Einen Tag vor seinem 99. Geburtstag verstarb der Dirigent Kurt Sanderling in Berlin-Pankow. Wie sein Sohn Stefan mitteilte, ist er im Kreis seiner Familie am 17. September friedlich eingeschlafen. Kurt Sanderling galt als einer der bedeutendsten ostdeutschen Dirigenten.
Begonnen hatte er seine berufliche Laufbahn als Korrepetitor an der Städtischen Oper in Berlin-Charlottenburg (heute Deutsche Oper), wo er mit großen Dirigenten wie Bruno Walter arbeitete, 1933 erhielt er als Jude Berufsverbot und verließ Deutschland ins sowjetische Exil. Er begann beim Moskauer Rundfunk als Assistent, war 1942-1960 bei der Leningrader Philharmonie an der Seite von Jewgeni Mrawinski tätig. Ein Gastspiel in Ost-Berlin mit diesem Weltklasse-Klangkörper führte auf Initiative des späteren Staatsopern-Intendanten und damaligen Vize-Kulturministers der DDR Hans Pischner zum Angebot, in seine deutsche Heimat an die Spree zurückzukehren. Von 1960 bis 1977 leitete er das 1952 gegründete Berliner Sinfonie-Orchester (BSO), das heutige Konzerthausorchester Berlin. Daraus einen Klangkörper zu formen, der schnell als Ost-Pendant zu den Berliner Philharmonikern galt, war sein bald erreichtes Ziel. Von 1964 bis 1967 war er zudem Chef der Sächsischen Staatskapelle Dresden.

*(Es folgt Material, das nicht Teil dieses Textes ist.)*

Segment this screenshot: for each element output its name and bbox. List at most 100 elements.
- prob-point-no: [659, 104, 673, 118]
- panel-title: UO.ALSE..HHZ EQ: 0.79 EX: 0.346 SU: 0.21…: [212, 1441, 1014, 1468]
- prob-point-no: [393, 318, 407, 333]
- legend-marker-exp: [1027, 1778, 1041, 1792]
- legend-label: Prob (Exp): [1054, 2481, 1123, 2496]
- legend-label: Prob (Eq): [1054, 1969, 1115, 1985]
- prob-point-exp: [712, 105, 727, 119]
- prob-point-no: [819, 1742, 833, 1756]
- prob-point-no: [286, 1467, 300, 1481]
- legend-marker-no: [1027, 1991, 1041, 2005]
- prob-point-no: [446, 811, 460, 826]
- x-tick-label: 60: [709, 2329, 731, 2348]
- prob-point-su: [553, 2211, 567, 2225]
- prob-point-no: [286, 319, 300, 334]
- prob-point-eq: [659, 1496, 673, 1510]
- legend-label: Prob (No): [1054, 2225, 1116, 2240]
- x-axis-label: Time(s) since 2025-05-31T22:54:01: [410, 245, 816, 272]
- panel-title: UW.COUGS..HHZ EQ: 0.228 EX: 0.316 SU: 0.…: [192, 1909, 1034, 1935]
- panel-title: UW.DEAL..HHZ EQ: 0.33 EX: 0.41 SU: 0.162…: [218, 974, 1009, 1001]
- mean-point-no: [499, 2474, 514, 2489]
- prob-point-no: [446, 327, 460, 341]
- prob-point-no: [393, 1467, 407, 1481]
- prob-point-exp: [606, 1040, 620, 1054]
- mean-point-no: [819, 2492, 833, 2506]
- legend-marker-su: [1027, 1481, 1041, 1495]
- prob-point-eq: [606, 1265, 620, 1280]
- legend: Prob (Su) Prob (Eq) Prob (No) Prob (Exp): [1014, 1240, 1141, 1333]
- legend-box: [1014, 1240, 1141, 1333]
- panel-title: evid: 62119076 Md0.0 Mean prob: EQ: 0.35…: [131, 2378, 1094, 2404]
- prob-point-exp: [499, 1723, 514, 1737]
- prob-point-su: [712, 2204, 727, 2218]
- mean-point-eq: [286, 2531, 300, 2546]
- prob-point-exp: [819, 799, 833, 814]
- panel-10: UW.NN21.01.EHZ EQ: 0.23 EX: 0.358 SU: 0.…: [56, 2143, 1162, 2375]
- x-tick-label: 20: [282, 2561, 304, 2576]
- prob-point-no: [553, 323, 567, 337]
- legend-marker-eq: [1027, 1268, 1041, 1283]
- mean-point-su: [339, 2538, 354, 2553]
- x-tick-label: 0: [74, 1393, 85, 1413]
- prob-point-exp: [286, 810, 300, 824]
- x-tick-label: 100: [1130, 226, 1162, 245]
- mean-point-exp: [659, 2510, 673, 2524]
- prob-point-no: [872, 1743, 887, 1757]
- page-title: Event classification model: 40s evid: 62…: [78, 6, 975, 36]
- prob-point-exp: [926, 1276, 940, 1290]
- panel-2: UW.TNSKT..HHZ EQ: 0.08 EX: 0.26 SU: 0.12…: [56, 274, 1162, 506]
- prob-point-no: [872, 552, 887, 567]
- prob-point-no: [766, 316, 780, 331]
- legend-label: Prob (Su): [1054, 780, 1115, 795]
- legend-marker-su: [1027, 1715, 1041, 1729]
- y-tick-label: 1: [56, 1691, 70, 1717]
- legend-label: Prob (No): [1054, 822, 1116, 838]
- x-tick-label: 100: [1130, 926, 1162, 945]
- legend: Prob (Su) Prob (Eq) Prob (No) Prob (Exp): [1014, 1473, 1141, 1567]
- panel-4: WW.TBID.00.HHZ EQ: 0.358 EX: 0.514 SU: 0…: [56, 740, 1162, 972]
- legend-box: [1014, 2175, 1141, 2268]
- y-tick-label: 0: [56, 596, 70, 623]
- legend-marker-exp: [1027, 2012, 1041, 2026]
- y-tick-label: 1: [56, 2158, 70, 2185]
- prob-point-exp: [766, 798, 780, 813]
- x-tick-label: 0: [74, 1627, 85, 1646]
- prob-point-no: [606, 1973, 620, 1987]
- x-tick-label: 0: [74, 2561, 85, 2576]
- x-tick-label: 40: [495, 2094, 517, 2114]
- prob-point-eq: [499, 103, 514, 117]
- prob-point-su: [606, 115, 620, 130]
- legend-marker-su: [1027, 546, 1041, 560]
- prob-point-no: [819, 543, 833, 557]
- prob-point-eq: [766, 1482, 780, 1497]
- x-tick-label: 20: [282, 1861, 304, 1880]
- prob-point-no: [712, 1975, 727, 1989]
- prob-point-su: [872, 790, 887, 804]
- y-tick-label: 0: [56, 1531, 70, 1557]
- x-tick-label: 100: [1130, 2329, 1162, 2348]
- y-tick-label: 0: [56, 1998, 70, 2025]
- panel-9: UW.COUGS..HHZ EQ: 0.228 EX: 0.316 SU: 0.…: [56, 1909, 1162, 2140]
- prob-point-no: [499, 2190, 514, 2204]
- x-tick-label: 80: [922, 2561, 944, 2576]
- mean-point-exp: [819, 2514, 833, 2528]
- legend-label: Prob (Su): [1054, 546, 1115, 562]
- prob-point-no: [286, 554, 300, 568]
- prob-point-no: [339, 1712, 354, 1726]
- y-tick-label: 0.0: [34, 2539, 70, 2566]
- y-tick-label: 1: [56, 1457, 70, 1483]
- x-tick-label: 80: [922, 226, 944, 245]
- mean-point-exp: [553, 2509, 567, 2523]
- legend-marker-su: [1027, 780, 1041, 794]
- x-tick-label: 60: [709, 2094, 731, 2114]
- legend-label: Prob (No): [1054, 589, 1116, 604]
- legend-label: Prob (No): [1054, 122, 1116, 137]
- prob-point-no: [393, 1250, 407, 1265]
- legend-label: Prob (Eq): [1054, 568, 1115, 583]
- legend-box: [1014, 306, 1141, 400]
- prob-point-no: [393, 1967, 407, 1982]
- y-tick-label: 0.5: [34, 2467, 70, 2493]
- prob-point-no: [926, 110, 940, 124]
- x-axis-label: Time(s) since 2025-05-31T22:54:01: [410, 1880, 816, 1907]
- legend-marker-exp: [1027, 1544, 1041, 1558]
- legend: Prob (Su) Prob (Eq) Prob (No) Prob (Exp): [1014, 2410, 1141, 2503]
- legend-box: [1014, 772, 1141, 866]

In den 90er Jahren begann die dritte Karriere des gebürtigen Ostpreußen. Er trat ans Pult bedeutender Orchester der Welt: Er arbeitete bei den Berliner Philharmonikern, der Berliner Staatskapelle und beim Rundfunk-Sinfonieorchester (RSB), zudem dirigierte er führende Klangkörper in den USA, in Japan sowie in Paris, London, Kopenhagen, Stockholm, Tel Aviv, Wien und Zürich.
In London, wo das Philharmonia Orchestra Sanderling 1995 zum Ehrendirigenten ernannte, hat der heutige Berliner Philharmoniker-Chef Sir Simon Rattle ihn gehört, war von seinen Klassiker-Interpretationen tief beeindruckt und nannte ihn 1991 in Berlin eines seiner großen Vorbilder. Noch 2001 hatte Sanderling in Berlin bei einem Bruckner-Abend dirigiert. Anfang 2002 legte er den Dirigentenstab dann endgültig aus der Hand.
Werke von Beethoven, Brahms und Bruckner, von Mozart, Schumann, Sibelius sowie russischen Komponisten von Borodin über Rachmaninow bis Tschaikowski waren die besondere Domäne des Musikers. Einem Komponisten des 20. Jahrhunderts war er besonders verpflichtet: Dmitri Schostakowitsch. Mit ihm war er ebenso eng befreundet wie mit dem Ausnahme-Geiger David Oistrach. Im vergangenen Jahr erhielt er für seine Verdienste um das Werk dem russischen Komponisten den Schostakowitsch-Preis 2011.
Als „Jahrhundertjahrgang der großen Dirigenten“ gilt das Jahr 1912: Günter Wand, Georg Solti, Sergiu Celibidache, Ferdinand Leitner, Erich Leinsdorf – alle sind im gleichen Jahr geboren. Jetzt ist der Letzte der großen Dirigenten von uns gegangen.